RTT is measured when transmitting segments, so there must be data in the sent packet so SYN and SYNACK can't provide a measurement.
The RFC says:
(5.1) Every time a packet containing data is sent (including a
retransmission), if the timer is not running, start it running...
So since in your example the client sends the first data then yes #4 acks it and provides a RTT measurement. Equally the server RTT measurement is made when #4 is acknowledged, a packet that you haven't shown (#5 perhaps)
It's in the first TCP RFC, RFC 793, TRANSMISSION CONTROL PROTOCOL, Section 3.7 Data Communication says:
An Example Retransmission Timeout Procedure
Measure the elapsed time between sending a data octet with a
particular sequence number and receiving an acknowledgment that
covers that sequence number (segments sent do not have to match
segments received). This measured elapsed time is the Round Trip
Time (RTT). Next compute a Smoothed Round Trip Time (SRTT) as:
SRTT = ( ALPHA * SRTT ) + ((1-ALPHA) * RTT)
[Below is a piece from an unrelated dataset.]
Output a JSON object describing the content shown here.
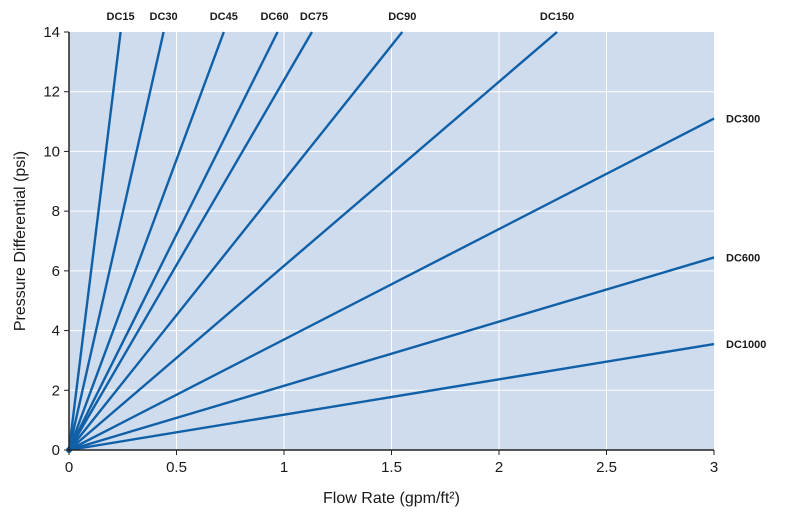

and based on this, compute the retransmission timeout (RTO) as:
RTO = min[UBOUND,max[LBOUND,(BETA*SRTT)]]
where UBOUND is an upper bound on the timeout (e.g., 1 minute),
LBOUND is a lower bound on the timeout (e.g., 1 second), ALPHA is a
smoothing factor (e.g., .8 to .9), and BETA is a delay variance
factor (e.g., 1.3 to 2.0).
I haven't followed this through the updates so there may be better or more explicit references.